Todos tenemos a esa persona por la que somos más débiles, nuestro ojito derecho, aquella que cuando alguien nos pregunta, rápidamente, su nombre sale solo; esa por la cual daríamos lo que fuera, esa persona que si está mal, tú también; esa por la cual cojeamos... Y quien diga lo contrario por el puro placer de complacer a los demás (valga la redundancia), miente.
Las preferencias existían, existen y existirán siempre. Claros ejemplos los tenemos en nuestro día a día: una madre por su hijo, un novio por su novia, unos recién casados, una anciana por su animal de compañía, un adolescente por su mejor amigo/a, etcétera.

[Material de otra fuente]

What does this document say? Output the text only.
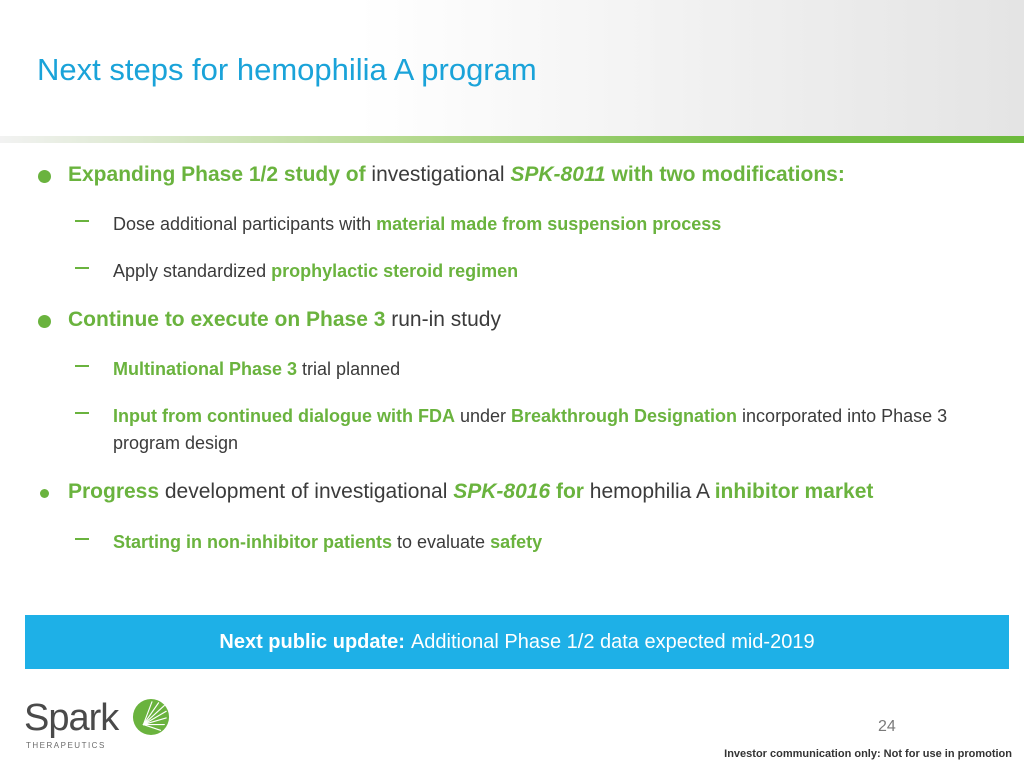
Next steps for hemophilia A program
Expanding Phase 1/2 study of investigational SPK-8011 with two modifications:
Dose additional participants with material made from suspension process
Apply standardized prophylactic steroid regimen
Continue to execute on Phase 3 run-in study
Multinational Phase 3 trial planned
Input from continued dialogue with FDA under Breakthrough Designation incorporated into Phase 3 program design
Progress development of investigational SPK-8016 for hemophilia A inhibitor market
Starting in non-inhibitor patients to evaluate safety
Next public update: Additional Phase 1/2 data expected mid-2019
Spark
THERAPEUTICS
24
Investor communication only: Not for use in promotion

También existen las personas adecuadas para momentos determinados: las que son idóneas para salir de fiesta, las que son idóneas para quedarse una tarde en casa viendo una película, las que son idóneas para hacer alguna que otra locura, las que son idóneas para ir de compras, las que son idóneas para que te escuchen en momentos malos, las que son idóneas para hacer viajes, las que son idóneas para hacer deporte, las que son idóneas para levantarte el ánimo, las que son idóneas para sacarte una sonrisa, las que son idóneas para limpiar las lágrimas de tu rostro, las que son idóneas para aguantar tus tonterías, las que son idóneas para compartir piso... Y podría seguir, haciendo una lista interminable.
Sí, eso de ser el preferido de alguien está muy pero que muy bien. Lo malo viene cuando no eres el ojito derecho de nadie y sabes que no eres la primera persona en quien alguien pensaría. Vamos, que eres el último mono.
Ya ves, es cuestión de preferencias.